Hükümetin “Açılım Politikası” devleti terör karşısında aciz hale getirdi. PKK mevzi üstüne mevzi kazanırken, kendilerine ateş açanlara cevap veren Mehmetçiklerin silahlarına el konuldu. Daha ne rezalet örnekleri var... Tabii içerideki bu zafiyet, iç cephenin çöküşü, dışarıya cesaret verdi. Türk adını törpüleyenler, tırpanlayanlar teröre karşı çarpışanlara “Biz de teröristleri tepelersek, bizi böyle muhakeme ederler mi?” dedirtti.

Türklük, Türk Dünyası hiçbir zaman bu kadar sahipsiz, çaresiz kalmamıştı. Irak Türklüğü darbe üstüne darbe yiyor. Musul, Kerkük işgal ediliyor, öz kardeşlerimiz Türkmenler silahsız, teşkilatsız, parasız IŞİD zulmü sebebiyle peşmergeye teslim ediliyor. Dışarıdaki terörist güçlere şöyle veya böyle yardım eden Türkiye, Türkmenlerin uğradığı zulmü sadece seyrediyor. Önce peşmerge zulmüne, sonra IŞİD kan içicilerinin örgütüne: Hükümet “Orada yaşayan soydaşlarımıza karşı yapılacak her hareket en ağır şekilde karşılığını bulacaktır, Türk varlığı bizim himayemizdedir” diyerek kükremedi.

Türkmen Cephesi lideri Ali Mehdi; “Eğer müdahale olmaz ise Kerkük düşecek. Dünyaya sesleniyorum, burada bir soykırım var. Göz göre göre insanlar ölüyor, Türkiye’den müdahale istiyoruz. 100 bin peşmerge bunların karşısında duramaz. Irak ordusu bunların karşısında duramadı. Artık bu terör örgütüne birinin dur demesi lazım” diye  feryat ediyor. Duyan yok!

Başından beri iktidarın, Irak diye bir sancısı sıkıntısı yoktur! Irak konusuna ve Türkmenlerin durumuna gerekli önem verilmemiştir. Oysa Irak hem bölgede çok önemli bir ülkedir. Hem de Türkmen nüfus sebebiyle Türkiye açısından ayrı bir önemi haizdir. Toptan yanlış, mantıksız, Suriye politikası ile bu ihmalkârlık birleşince bugünkü  çıkmaz noktaya gelinmiştir.
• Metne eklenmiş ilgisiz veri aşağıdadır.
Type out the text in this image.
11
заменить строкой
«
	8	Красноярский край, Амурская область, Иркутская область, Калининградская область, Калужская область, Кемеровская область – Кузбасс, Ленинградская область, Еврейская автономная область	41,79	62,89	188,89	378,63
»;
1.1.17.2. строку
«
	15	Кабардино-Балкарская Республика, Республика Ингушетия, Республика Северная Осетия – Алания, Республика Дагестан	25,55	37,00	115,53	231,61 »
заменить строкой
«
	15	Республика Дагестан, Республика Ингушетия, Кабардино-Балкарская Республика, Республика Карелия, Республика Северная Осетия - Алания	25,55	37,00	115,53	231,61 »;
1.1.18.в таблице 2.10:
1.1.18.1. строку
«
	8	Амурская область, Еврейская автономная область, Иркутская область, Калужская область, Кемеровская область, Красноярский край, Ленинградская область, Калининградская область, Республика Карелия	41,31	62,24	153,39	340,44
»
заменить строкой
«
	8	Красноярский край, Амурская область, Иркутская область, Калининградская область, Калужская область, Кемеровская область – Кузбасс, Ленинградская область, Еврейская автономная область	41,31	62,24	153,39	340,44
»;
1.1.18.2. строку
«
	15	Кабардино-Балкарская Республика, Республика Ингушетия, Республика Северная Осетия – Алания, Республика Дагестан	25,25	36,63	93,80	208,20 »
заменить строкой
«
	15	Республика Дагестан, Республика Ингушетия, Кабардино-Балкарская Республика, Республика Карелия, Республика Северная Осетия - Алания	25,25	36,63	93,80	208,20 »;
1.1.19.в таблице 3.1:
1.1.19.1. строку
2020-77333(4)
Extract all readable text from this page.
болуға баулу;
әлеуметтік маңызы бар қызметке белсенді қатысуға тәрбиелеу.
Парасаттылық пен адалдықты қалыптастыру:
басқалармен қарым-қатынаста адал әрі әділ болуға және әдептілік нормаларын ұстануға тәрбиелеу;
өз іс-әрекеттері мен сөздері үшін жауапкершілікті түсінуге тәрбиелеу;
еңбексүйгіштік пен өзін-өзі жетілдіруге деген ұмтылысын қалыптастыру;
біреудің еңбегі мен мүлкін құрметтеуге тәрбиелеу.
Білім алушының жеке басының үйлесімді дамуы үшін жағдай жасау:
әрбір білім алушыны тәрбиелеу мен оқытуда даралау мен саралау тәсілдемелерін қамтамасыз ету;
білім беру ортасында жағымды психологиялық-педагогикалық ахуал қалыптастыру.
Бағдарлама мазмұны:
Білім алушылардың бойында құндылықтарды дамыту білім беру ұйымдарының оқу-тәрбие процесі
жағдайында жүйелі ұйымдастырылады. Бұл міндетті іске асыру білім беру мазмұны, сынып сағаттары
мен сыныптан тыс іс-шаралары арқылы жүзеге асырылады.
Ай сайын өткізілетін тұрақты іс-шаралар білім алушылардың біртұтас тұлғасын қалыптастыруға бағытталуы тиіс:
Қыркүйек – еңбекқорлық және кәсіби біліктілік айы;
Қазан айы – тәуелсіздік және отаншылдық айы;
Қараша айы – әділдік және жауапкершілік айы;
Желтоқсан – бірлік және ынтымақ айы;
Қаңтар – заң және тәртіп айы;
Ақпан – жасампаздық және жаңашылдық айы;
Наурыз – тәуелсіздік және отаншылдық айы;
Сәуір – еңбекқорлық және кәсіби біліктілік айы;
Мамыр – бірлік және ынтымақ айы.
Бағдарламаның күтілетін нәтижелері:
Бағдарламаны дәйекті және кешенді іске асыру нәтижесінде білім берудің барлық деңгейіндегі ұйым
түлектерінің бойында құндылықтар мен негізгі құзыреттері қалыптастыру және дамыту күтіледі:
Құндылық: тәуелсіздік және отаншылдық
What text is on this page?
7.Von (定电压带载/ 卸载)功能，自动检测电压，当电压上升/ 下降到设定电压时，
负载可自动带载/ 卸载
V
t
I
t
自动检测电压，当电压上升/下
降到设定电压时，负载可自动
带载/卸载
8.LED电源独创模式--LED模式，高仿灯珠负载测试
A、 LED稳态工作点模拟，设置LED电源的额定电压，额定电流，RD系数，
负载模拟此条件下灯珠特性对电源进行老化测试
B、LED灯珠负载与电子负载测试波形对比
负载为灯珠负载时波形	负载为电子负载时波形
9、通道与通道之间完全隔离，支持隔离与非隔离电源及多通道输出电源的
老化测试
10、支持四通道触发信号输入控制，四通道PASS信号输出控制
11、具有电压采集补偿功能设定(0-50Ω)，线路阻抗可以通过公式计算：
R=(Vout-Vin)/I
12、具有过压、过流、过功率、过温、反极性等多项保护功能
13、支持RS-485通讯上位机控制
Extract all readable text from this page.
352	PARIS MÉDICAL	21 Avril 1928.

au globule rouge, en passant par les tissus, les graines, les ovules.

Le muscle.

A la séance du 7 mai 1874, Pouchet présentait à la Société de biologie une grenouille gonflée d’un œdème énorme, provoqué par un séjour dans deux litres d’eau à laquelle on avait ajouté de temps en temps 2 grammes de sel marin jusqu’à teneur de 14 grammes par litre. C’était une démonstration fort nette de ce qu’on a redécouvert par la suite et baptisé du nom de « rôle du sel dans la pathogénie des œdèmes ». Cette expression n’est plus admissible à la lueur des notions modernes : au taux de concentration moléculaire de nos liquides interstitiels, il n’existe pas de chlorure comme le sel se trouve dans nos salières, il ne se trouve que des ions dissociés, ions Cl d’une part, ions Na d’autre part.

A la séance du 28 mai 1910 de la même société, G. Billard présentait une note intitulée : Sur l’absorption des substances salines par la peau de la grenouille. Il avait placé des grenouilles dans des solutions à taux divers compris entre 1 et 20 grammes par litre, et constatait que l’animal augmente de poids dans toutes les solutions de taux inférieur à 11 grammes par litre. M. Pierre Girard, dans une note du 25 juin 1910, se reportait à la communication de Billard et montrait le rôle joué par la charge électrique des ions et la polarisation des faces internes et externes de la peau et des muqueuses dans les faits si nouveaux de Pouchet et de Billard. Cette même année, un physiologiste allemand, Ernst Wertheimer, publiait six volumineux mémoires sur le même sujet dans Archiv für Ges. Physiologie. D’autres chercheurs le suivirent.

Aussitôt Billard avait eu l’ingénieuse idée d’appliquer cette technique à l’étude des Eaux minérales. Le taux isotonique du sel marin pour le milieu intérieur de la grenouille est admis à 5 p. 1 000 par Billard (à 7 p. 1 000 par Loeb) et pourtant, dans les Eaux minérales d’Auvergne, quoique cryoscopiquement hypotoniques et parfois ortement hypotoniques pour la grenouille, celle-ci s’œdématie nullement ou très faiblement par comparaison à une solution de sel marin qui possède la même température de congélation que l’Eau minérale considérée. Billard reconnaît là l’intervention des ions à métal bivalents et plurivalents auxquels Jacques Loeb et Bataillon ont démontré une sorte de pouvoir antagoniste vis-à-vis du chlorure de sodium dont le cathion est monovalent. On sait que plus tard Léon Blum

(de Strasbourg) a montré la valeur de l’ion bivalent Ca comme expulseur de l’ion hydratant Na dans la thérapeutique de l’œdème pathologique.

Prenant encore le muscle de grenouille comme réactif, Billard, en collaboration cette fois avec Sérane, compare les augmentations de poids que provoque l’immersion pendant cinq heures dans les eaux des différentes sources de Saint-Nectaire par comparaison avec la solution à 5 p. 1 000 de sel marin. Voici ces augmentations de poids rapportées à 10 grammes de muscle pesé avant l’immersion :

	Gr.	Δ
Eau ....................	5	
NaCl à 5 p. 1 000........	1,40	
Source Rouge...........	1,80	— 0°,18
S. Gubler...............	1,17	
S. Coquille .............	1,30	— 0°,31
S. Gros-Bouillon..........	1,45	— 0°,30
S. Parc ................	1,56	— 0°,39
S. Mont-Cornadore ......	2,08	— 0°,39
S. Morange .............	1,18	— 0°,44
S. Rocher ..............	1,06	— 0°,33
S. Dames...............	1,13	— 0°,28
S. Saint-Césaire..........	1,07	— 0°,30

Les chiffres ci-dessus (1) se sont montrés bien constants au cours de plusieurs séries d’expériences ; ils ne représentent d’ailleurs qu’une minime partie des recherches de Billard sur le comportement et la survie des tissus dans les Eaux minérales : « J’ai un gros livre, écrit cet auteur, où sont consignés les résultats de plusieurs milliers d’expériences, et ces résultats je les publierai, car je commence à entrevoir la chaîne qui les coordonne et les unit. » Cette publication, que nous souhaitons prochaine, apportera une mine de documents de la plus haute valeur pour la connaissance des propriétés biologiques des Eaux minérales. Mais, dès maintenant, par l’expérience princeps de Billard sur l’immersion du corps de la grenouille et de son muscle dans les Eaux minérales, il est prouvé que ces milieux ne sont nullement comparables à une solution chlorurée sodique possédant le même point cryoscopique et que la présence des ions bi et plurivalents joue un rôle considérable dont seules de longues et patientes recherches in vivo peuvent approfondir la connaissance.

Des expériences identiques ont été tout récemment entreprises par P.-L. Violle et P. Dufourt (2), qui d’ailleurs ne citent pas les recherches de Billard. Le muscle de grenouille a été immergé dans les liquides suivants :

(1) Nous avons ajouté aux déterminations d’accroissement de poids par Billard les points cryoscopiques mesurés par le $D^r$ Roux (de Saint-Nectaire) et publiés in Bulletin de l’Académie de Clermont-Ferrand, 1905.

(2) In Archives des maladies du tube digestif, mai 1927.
Türk dış politikası, devletin laik karakterine uygun olarak asla bölgenin mezhep hareketleri ve çatışmalarıyla ilgilenmemiştir. Ne yazık ki bu hükümet döneminde, bu devlet prensibi ihmal edilmiş ve Türkiye çok yanlış bir biçimde mezhepçiliğin içerisine sürüklenmiştir.

AKP yöneticileri “Türküm” demekten adeta kaçmaktadır. Sokullu Mehmet Paşa, Sırp asıllı bir devşirme çocuğu idi. Osmanlının sadrazamı mevkiine yükseldi. Ama nice Türkün hayal edemeyeceği hizmetleri gerçek kıldı. Bir gün  “ben Sırp’ım”, demedi. Siz Gürcü, Musevi, Kürt olabilirsiniz. Bu devlet, kökeninize bakarak sorumluluk vermiyor. Yeter ki hırsız, soysuz, ahlaksız olmayın. Önünüz açıktır. Sorumlu mevkilere gelebilirsiniz. Bu muhteşem hoşgörünün karşılığı nankörlük olmamalıdır. Tarih, Türk’e ihanet edenlerin akıbetinin felaket olduğunu gösteriyor. Unutmayalım; “nankörlük sevginin mezarıdır”, nankör insan her şeyin fiyatını bilir fakat hiçbir şeyin değerini bilmez...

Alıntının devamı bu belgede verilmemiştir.